A South Carolina appellate court held that a trial court had correctly denied a nursing home’s motion to compel arbitration in a case where a man signed his mother’s admissions paperwork.

Mary Solesbee was admitted to Magnolia Manor-Inman. Her son signed her admissions paperwork, including an admission agreement and an arbitration agreement. Solesbee was not present when her son signed the documents. She died a little over a month later. Her estate sued the nursing home’s parent company and others, alleging claims for wrongful death and survival. The plaintiff asserted that Solesbee’s death resulted from a leg wound and infection that was not properly recognized and treated while she resided at Magnolia. The defense moved to compel arbitration, which the trial court denied on the basis that Solesbee’s son did not have actual or apparent authority to sign the arbitration agreement on his mother’s behalf.

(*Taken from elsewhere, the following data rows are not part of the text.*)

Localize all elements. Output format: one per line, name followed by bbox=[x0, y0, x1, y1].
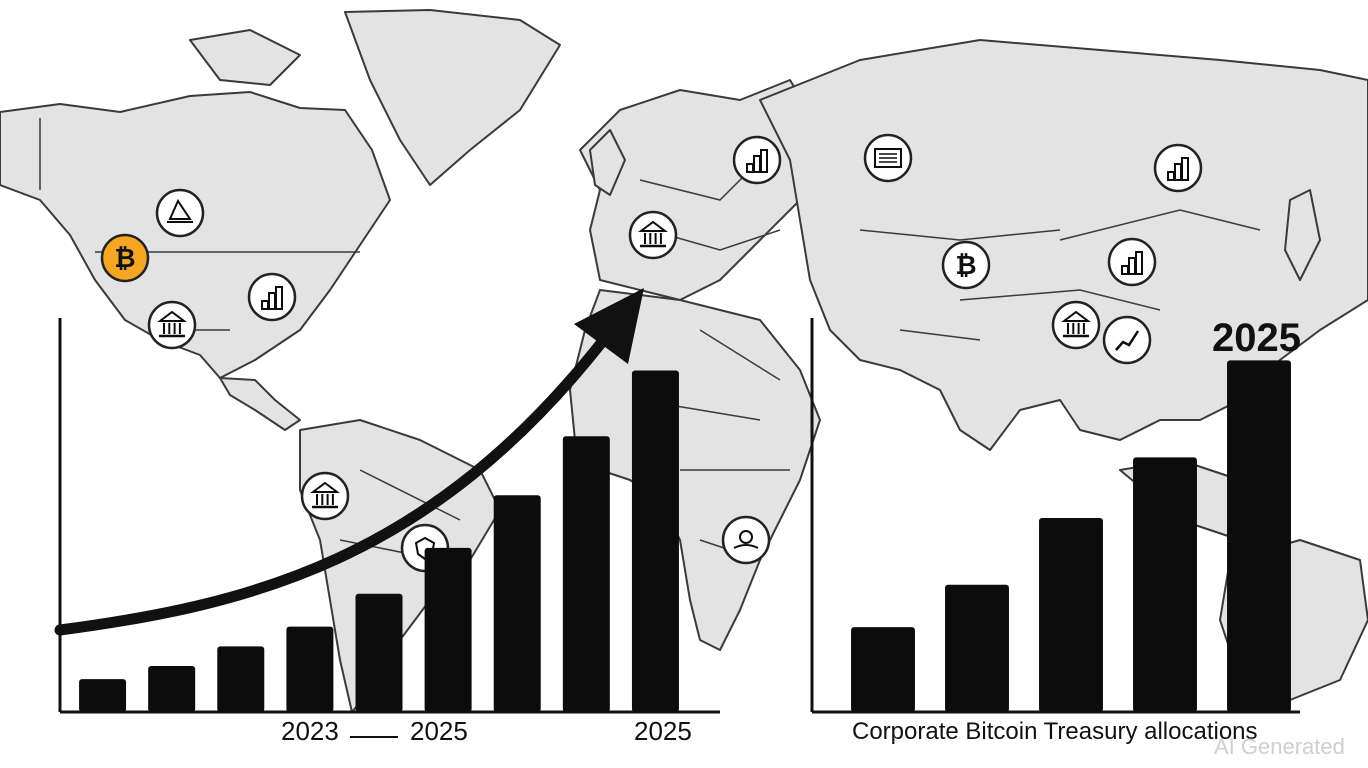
icon-badge bbox=[721, 515, 771, 565]
bar bbox=[631, 370, 679, 712]
icon-badge bbox=[1102, 315, 1152, 365]
bar bbox=[945, 584, 1009, 712]
bank-roof bbox=[310, 481, 340, 493]
left-bar-chart bbox=[54, 288, 720, 714]
bar bbox=[79, 679, 127, 712]
building-block bbox=[1181, 157, 1189, 181]
icon-badge bbox=[100, 233, 150, 283]
landmass-uk bbox=[589, 129, 626, 196]
bank-roof bbox=[1061, 310, 1091, 322]
left-x-tick-label: 2025 bbox=[410, 716, 468, 746]
landmass-arctic-islands bbox=[189, 29, 301, 86]
bank-icon bbox=[147, 300, 197, 350]
bar bbox=[1133, 457, 1197, 712]
sail bbox=[168, 198, 192, 220]
left-x-tick-label: 2025 bbox=[634, 716, 692, 746]
bitcoin-glyph: ₿ bbox=[955, 251, 976, 281]
bank-icon bbox=[628, 210, 678, 260]
icon-badge bbox=[1107, 237, 1157, 287]
office-building-icon bbox=[247, 272, 297, 322]
bank-roof bbox=[638, 220, 668, 232]
right-chart-annotation: 2025 bbox=[1212, 316, 1301, 360]
bitcoin-icon: ₿ bbox=[100, 233, 150, 283]
country-border bbox=[859, 229, 1061, 241]
icon-badge bbox=[1051, 300, 1101, 350]
trend-arrow-head bbox=[574, 288, 644, 364]
bar bbox=[493, 495, 541, 712]
country-border bbox=[899, 329, 981, 341]
bar bbox=[148, 666, 196, 712]
country-border bbox=[359, 469, 461, 521]
country-border bbox=[959, 289, 1161, 311]
country-border bbox=[1059, 209, 1261, 241]
building-block bbox=[760, 149, 768, 173]
icon-badge bbox=[732, 135, 782, 185]
sailboat-icon bbox=[155, 188, 205, 238]
x-range-dash bbox=[350, 736, 398, 738]
right-bar-chart bbox=[810, 318, 1300, 714]
chart-caption: Corporate Bitcoin Treasury allocations bbox=[852, 718, 1258, 745]
bar bbox=[1227, 360, 1291, 712]
bitcoin-icon: ₿ bbox=[941, 240, 991, 290]
left-x-tick-label: 2023 bbox=[281, 716, 339, 746]
bank-icon bbox=[300, 471, 350, 521]
stack-icon bbox=[1107, 237, 1157, 287]
building-block bbox=[1135, 251, 1143, 275]
bar bbox=[851, 627, 915, 712]
bar bbox=[286, 626, 334, 712]
landmass-japan bbox=[1284, 189, 1321, 281]
building-icon bbox=[1153, 143, 1203, 193]
landmass-asia bbox=[759, 39, 1368, 451]
bar bbox=[355, 593, 403, 712]
bank-roof bbox=[157, 310, 187, 322]
building-block bbox=[275, 286, 283, 310]
icon-badge bbox=[155, 188, 205, 238]
document-icon bbox=[863, 133, 913, 183]
icon-badge bbox=[247, 272, 297, 322]
icon-badge bbox=[300, 471, 350, 521]
landmass-central-america bbox=[219, 377, 301, 431]
hand-shape bbox=[733, 544, 759, 549]
country-border bbox=[699, 329, 781, 381]
growth-line bbox=[1115, 330, 1140, 351]
bar bbox=[562, 436, 610, 712]
growth-chart-icon bbox=[1102, 315, 1152, 365]
icon-badge bbox=[147, 300, 197, 350]
hand-coin-icon bbox=[721, 515, 771, 565]
bar-chart-icon bbox=[732, 135, 782, 185]
icon-badge bbox=[1153, 143, 1203, 193]
bitcoin-glyph: ₿ bbox=[114, 244, 135, 274]
bar bbox=[1039, 518, 1103, 712]
coin-shape bbox=[739, 530, 753, 544]
document-frame bbox=[874, 148, 902, 168]
watermark: AI Generated bbox=[1214, 734, 1345, 759]
landmass-greenland bbox=[344, 9, 561, 186]
icon-badge bbox=[628, 210, 678, 260]
bank-icon bbox=[1051, 300, 1101, 350]
bar bbox=[217, 646, 265, 712]
trend-arrow-shaft bbox=[54, 336, 608, 636]
icon-badge bbox=[941, 240, 991, 290]
map-icons: ₿ ₿ bbox=[100, 133, 1203, 573]
bar bbox=[424, 547, 472, 712]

Affirming, the appellate court noted that arbitration is a matter of contract and that a party cannot be required to arbitrate any dispute absent an agreement to do so. The court found that Solesbee’s son lacked authority to sign the arbitration agreement, reasoning that Solesbee had revoked her power of attorney more than two years before her admission. Moreover, the court found that the state’s Adult Health Care Consent Act is limited to health care decisions and provides no authority for separate contracts such as the arbitration agreement at issue here.

Consequently, the court concluded that the plaintiff’s lawsuit could proceed.

Citation: Bayne v. Fundamental Clinical Operational Servs., LLC, 2023 WL 379720 (S.C. Ct. App. Apr. 14, 2023).

Plaintiff counsel: Warren H. Christian Jr. and AAJ member Matthew W. Christian, both of Greenville, S.C.; and Jordan C. Calloway, Rock Hill, S.C.